Bartenders in Rome picked it up. Then Milan. Then Paris, London, and New York. By the 1950s, it appeared in cocktail guides across Europe and America. Orson Welles was among its early famous admirers — he wrote enthusiastically about it during his years in Italy. Today the drink has its own global celebration, Negroni Week, raising money for charities around the world each year.
It is now one of the most ordered cocktails on Earth — served in bars from Tokyo to São Paulo. Bartenders craft variations with mezcal, aged rum, or barrel-rested vermouth. Entire menus are built around it.
All of it traces back to a single request in a Florentine bar.
The aperitivo tradition that the Count loved — that Italian ritual of slowing the day down before dinner with a glass in hand — still shapes life across Italy today, one of the most civilised habits in the world.
The Recipe Has Not Changed
The original Negroni is deceptively simple.
Equal parts: gin, Campari, sweet red vermouth. Stirred over ice, not shaken.
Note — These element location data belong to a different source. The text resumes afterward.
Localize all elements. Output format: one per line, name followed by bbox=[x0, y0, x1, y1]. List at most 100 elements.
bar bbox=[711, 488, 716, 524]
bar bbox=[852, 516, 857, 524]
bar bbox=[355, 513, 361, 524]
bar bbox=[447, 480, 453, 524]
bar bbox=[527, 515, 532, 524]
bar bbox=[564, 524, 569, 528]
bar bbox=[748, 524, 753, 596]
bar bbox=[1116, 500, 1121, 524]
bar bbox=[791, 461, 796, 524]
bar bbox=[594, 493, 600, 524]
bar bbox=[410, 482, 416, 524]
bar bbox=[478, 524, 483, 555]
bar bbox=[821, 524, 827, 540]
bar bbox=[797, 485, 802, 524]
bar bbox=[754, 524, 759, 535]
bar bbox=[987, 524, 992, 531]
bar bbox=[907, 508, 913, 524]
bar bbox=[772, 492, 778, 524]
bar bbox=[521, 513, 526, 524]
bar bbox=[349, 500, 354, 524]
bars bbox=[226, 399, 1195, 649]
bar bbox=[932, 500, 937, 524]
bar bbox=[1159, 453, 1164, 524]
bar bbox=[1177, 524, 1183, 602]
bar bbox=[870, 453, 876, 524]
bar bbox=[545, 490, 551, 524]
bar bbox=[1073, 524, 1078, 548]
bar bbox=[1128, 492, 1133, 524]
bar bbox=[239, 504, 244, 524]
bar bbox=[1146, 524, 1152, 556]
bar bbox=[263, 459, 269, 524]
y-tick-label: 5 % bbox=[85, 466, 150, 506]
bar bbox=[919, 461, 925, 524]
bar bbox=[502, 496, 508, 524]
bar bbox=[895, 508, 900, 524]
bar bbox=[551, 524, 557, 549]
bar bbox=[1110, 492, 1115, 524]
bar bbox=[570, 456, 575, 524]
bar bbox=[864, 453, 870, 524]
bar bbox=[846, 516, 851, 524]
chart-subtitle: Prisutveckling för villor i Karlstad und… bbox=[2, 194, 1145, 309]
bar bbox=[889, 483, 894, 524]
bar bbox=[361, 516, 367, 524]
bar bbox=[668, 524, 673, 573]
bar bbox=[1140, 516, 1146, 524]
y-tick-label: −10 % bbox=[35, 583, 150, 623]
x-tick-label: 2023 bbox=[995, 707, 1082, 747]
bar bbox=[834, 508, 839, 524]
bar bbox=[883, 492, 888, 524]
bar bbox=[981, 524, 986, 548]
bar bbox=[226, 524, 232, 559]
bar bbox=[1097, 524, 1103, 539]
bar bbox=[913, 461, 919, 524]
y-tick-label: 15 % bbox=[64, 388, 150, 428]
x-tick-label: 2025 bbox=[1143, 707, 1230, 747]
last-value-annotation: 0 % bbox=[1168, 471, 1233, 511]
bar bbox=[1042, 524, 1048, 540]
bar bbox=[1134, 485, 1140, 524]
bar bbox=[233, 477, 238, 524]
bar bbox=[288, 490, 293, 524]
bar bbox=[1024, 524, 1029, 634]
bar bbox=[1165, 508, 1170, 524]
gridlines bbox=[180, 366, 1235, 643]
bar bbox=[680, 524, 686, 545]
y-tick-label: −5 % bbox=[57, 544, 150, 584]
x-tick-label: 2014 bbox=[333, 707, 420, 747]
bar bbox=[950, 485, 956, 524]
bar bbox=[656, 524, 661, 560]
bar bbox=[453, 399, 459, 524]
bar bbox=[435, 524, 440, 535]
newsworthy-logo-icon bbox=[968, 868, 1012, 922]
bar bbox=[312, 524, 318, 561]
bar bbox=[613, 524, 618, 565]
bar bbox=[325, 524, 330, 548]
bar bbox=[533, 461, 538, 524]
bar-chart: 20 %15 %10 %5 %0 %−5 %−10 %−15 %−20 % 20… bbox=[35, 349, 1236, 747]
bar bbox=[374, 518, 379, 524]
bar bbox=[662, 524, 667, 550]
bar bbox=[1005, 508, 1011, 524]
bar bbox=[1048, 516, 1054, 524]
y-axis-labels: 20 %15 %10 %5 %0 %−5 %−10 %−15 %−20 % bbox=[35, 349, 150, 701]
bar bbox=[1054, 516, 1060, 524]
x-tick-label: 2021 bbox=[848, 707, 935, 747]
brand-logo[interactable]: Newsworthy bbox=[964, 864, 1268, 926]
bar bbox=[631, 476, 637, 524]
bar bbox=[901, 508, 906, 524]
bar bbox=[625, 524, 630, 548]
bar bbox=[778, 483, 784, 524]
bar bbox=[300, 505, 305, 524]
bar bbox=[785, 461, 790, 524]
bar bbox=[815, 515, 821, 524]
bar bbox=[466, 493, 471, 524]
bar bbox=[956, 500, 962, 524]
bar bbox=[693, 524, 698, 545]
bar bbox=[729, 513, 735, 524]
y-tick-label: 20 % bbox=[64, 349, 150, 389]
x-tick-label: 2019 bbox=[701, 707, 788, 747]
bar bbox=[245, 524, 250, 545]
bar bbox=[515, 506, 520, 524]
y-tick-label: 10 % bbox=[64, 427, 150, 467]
Strained into a tumbler over a large ice cube. Finished with an orange peel — always orange, never lemon.
That is it. No secret ingredient. No elaborate technique. The Count’s bartender knew that the best things rarely need to be complicated.
Where to Drink One in Italy Today
You can order a Negroni in almost any Italian bar. But for something closer to the original, go to Florence.
Caffè Roberto Cavalli on Via de’ Tornabuoni — formerly Bar Giacosa, which stood on the site of Caffè Casoni — is where the drink was born. The bar still serves a classic Negroni in its original home.
Nearby, dozens of Florentine bars line the streets around the Arno and the Medici-era heart of the city. Each has its own recipe, its own vermouth preference, its own orange twist technique.
Aperitivo hour begins around 6pm. Take a seat at the bar. Order a Negroni. Ask for the orange slice.
It is as close as you will ever get to sitting beside the Count himself.
Italy has a rare gift for turning small, ordinary moments into something lasting.
A restless nobleman. A patient bartender. A simple request for something stronger.
One hundred years later, that moment still lives in every glass.